"When plunder becomes a way of life for a group of men living together in society, they create for themselves, in the course of time, a legal system that authorizes it and a moral code that glorifies it."
-- Frederic Bastiat, 1845
On Tuesday, I listened to New York Times financial columnist Gretchen Morgenson at Weber State University, and the whole thing left me very depressed.
Yeah, I know: She's a liberal media type. But would a liberal leave me depressed, despondent, wondering if there's any hope?
Is there any hope? She sure frowned a lot.
Sorry to get wonky, but finance is important.
Finance is the reason you can't retire until you are 70, your house was repossessed, nobody is buying your company's widgets and Utah's Legislature, in its alleged wisdom, wants Utahns to use gold and silver for money.
The finance industry lurches from one disaster to the next. Because it is 20 percent of the economy, it drags us all with it.
Morgenson has been at the Times since 1998. She cut her teeth on the hedge fund collapse, segued into the savings and loan debacle and matured on Enron, the tech bubble and, "finally, this credit fiasco," as she called it, a fiasco that turned the nation's housing market into guacamole.
Her latest book has the cheery title "Reckless Endangerment: How Outsized Ambition, Greed and Corruption Created the Worst Financial Crisis of Our Time."
She illustrated the current situation with the quote from Frederic Bastiat, a French classical liberal theorist and political economist, at the head of this column.
In her talk, she made it clear that, despite recent reforms by the federal government, not much good is happening yet.
Jail? More than 1,100 finance executives were prosecuted after the savings and loan mess. More than 800 went to jail.
So far at this time, one guy from "a small and relatively obscure" company has been prosecuted.
Meanwhile, the number of "too big to fail" banks has increased. New regulations leave them still able to ask for a bailout if they get into trouble.
"So add it all up, I think you can see why we are in a most difficult and frustrating situation," she said.
She said lots more, and as I said, the whole thing left me depressed. The financial industry is intricately intertwined with politics on all levels.
What can we do?
I saw Scott Parkinson in the audience. He is vice president of Bank of Utah, an independent community bank that, like me, has watched the financial world tremble and roll the last five years.
The bank has done pretty well. Scott tells me the bank's reserves are as good as they've ever been.
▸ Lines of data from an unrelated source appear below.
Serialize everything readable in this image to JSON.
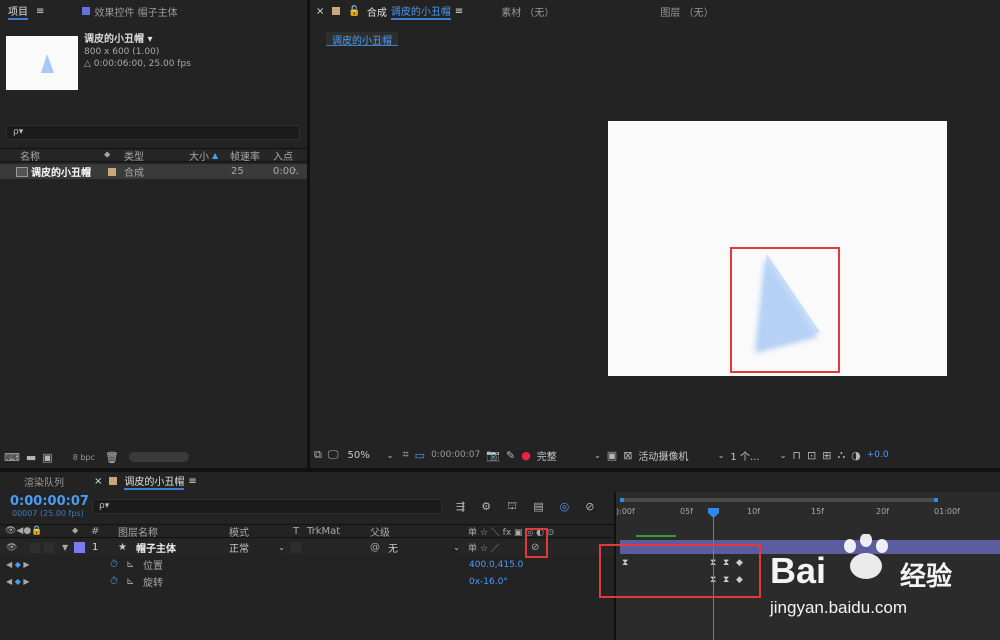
{
  "project_panel": {
    "tabs": [
      "项目",
      "效果控件 帽子主体"
    ],
    "comp_name": "调皮的小丑帽 ▾",
    "comp_size": "800 x 600 (1.00)",
    "comp_duration": "△ 0:00:06:00, 25.00 fps",
    "search_placeholder": "ρ▾",
    "columns": [
      "名称",
      "类型",
      "大小",
      "帧速率",
      "入点"
    ],
    "items": [
      {
        "name": "调皮的小丑帽",
        "type": "合成",
        "fps": "25",
        "in": "0:00"
      }
    ],
    "bpc": "8 bpc"
  },
  "comp_panel": {
    "tab_label": "合成",
    "tab_name": "调皮的小丑帽",
    "footage_tab": "素材 （无）",
    "layer_tab": "图层 （无）",
    "breadcrumb": "调皮的小丑帽",
    "zoom": "50%",
    "timecode": "0:00:00:07",
    "resolution": "完整",
    "camera": "活动摄像机",
    "views": "1 个...",
    "exposure": "+0.0"
  },
  "timeline": {
    "tabs": [
      "渲染队列",
      "调皮的小丑帽"
    ],
    "timecode": "0:00:00:07",
    "frames_info": "00007 (25.00 fps)",
    "search_placeholder": "ρ▾",
    "col_hash": "#",
    "col_layer_name": "图层名称",
    "col_mode": "模式",
    "col_t": "T",
    "col_trkmat": "TrkMat",
    "col_parent": "父级",
    "col_switches": "单 ☆ ＼ fx ▣ ◎ ◐ ⊙",
    "layer": {
      "num": "1",
      "name": "帽子主体",
      "mode": "正常",
      "parent": "无"
    },
    "props": [
      {
        "name": "位置",
        "value": "400.0,415.0"
      },
      {
        "name": "旋转",
        "value": "0x-16.0°"
      }
    ],
    "ruler": [
      "):00f",
      "05f",
      "10f",
      "15f",
      "20f",
      "01:00f"
    ]
  },
  "watermark": {
    "brand": "Bai",
    "brand2": "经验",
    "url": "jingyan.baidu.com"
  },
  "colors": {
    "accent": "#3d7fd1",
    "timecode": "#4a9cf5",
    "label_purple": "#7a7df0",
    "highlight": "#e23a3a"
  }
}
Bank of Utah even took over the abandoned headquarters of Centennial Bank, which failed and was taken over two years ago by the Federal Deposit Insurance Corp.
I asked Scott, should I be depressed?
"I guess I think that probably what she's talking about, she puts in pretty dramatic language," he said, "but I can't say anything she's talking about is not true."
What does all that mean for you and me, here in Utah?
It means you need to take care of yourself, he agreed. Don't play the national game, don't panic, don't go to extremes.
Get your own fiscal house in order: Pay off your debt, get your house paid off, live on a budget.
Ignore pundits who say, "Spend money to boost the economy."
"Where should I put my money?" I asked this vice president of a local bank.
"You can walk through the front door and talk to the president of the bank," he said.
No offense to national banks, but you gotta admit, they can't make that claim.